The P-51 was of special interest to the pioneers of supersonics because among fast World War II fighters, the Mustang seemed the most resistant to high-speed controllability problems. Apparently its unique laminar-flow airfoil managed to keep the airflow attached despite shock wave-induced perturbations. The P-51 could dive faster, under control, than any other World War II fighter. In 1946 and ’47, Chuck Yeager in a P-51D with full instrumentation and cohort Bob Hoover in a P-47 dove “straight down,” wide open, from as high as we could go,” Yeager later wrote to a friend. Yeager reached Mach .81 in the Mustang and Hoover managed .805 in the bluff, radial engine Thunderbolt.

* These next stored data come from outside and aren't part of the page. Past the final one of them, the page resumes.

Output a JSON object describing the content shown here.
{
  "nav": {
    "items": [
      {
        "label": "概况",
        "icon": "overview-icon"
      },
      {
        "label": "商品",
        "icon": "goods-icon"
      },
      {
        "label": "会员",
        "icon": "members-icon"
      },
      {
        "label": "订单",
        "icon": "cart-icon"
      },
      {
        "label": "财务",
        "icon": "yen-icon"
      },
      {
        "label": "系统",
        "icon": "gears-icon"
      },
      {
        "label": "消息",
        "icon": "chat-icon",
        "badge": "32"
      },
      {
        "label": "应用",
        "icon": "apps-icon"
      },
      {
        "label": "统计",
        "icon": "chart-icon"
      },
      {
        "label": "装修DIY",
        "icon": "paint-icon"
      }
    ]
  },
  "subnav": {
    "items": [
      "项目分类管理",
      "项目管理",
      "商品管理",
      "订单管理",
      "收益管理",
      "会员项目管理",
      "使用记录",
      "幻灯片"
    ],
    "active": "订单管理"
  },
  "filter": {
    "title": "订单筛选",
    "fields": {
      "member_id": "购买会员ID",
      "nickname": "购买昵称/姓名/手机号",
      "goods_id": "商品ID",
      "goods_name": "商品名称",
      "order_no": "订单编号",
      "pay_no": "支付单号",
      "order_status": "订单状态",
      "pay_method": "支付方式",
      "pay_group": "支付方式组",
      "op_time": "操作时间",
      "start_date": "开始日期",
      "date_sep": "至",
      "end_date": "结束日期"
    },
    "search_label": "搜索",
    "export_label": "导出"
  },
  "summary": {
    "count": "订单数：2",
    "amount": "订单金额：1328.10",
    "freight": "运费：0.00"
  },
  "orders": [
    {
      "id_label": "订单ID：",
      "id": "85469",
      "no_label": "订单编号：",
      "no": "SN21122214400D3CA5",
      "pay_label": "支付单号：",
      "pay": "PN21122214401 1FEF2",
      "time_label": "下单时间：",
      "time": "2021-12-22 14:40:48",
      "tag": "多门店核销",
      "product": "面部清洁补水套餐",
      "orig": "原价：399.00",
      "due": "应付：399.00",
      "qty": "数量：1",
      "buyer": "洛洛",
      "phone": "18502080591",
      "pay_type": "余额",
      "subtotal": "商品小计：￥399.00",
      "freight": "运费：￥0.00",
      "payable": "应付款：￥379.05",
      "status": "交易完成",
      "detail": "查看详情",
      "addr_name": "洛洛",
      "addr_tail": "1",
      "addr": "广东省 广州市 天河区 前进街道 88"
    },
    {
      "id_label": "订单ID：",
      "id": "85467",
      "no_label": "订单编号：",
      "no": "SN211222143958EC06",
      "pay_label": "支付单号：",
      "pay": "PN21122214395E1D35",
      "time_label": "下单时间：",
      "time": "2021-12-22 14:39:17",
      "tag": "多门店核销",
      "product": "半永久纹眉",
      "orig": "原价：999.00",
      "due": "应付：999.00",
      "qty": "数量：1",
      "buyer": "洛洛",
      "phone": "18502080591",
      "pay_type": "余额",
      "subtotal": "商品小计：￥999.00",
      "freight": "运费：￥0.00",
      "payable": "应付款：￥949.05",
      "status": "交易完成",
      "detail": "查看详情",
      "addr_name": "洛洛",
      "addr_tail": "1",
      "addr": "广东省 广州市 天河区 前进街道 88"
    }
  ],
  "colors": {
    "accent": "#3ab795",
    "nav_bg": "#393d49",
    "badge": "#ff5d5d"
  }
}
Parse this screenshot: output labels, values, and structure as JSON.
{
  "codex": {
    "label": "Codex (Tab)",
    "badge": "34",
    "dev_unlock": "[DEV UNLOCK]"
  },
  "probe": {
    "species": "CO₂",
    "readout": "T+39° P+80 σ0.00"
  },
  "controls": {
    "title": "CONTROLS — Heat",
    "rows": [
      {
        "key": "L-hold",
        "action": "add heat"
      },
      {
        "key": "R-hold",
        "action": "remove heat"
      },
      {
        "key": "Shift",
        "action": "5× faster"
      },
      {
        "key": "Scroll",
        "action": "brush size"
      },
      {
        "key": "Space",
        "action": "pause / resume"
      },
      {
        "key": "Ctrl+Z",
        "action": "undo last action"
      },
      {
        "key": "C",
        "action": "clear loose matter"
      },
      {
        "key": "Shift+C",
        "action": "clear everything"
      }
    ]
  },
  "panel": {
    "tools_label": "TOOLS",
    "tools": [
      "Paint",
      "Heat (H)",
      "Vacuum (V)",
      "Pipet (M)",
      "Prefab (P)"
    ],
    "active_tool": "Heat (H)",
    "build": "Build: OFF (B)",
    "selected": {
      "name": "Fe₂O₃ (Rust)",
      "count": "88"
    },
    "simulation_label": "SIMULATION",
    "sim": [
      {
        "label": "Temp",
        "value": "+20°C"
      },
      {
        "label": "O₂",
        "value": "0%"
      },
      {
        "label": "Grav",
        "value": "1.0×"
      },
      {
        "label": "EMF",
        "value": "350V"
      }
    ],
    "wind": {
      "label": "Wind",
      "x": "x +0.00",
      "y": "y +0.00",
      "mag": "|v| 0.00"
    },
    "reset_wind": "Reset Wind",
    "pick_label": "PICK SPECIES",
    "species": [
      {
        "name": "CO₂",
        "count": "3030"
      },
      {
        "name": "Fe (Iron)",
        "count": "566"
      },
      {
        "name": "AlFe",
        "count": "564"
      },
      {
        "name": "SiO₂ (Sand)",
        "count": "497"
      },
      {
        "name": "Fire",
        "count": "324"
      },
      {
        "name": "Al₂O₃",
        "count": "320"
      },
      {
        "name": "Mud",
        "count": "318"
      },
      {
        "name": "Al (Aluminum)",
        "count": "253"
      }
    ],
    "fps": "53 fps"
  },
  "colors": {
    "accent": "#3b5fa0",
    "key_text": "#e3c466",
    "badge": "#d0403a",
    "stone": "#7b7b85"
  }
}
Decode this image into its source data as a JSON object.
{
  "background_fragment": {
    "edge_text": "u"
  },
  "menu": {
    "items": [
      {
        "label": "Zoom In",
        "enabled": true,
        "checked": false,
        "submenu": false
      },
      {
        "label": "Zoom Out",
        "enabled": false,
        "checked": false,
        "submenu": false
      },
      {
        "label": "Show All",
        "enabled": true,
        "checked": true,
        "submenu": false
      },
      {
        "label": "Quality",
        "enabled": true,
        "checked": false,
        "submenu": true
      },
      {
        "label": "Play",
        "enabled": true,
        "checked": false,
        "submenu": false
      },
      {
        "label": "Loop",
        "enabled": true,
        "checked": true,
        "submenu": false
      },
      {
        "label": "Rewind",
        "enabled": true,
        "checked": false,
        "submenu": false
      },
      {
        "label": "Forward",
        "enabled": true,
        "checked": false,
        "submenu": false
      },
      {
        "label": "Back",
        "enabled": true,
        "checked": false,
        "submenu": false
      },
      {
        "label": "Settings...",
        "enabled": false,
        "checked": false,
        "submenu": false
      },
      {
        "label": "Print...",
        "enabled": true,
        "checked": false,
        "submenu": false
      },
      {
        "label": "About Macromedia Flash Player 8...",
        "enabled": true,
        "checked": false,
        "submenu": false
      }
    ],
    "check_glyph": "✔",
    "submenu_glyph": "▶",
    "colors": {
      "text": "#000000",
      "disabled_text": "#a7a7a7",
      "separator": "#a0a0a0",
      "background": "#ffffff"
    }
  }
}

So it was a P-51 pilot—NACA engineering test pilot George Cooper—who first manipulated supersonic shock waves in flight. Cooper discovered real world evidence of the wind tunnel phenomenon called the Schlieren effect, created when light is refracted by the denser shock wave air. The phenomenon is visible either under controlled wind tunnel lighting or when the angle of sun and wing are just right. Cooper, fascinated, was able to make the shock wave move aft as he increased dive speed, move forward as he positioned the aircraft to increase lift, and dance back and forth—or “buzz”—at a specific Mach-versus-lift value. (His NACA test Mustang was amply equipped with instruments.) The buzzing coincided with the control buffet, for at that speed the unstable shock wave was disturbing airflow over the P-51’s control surfaces.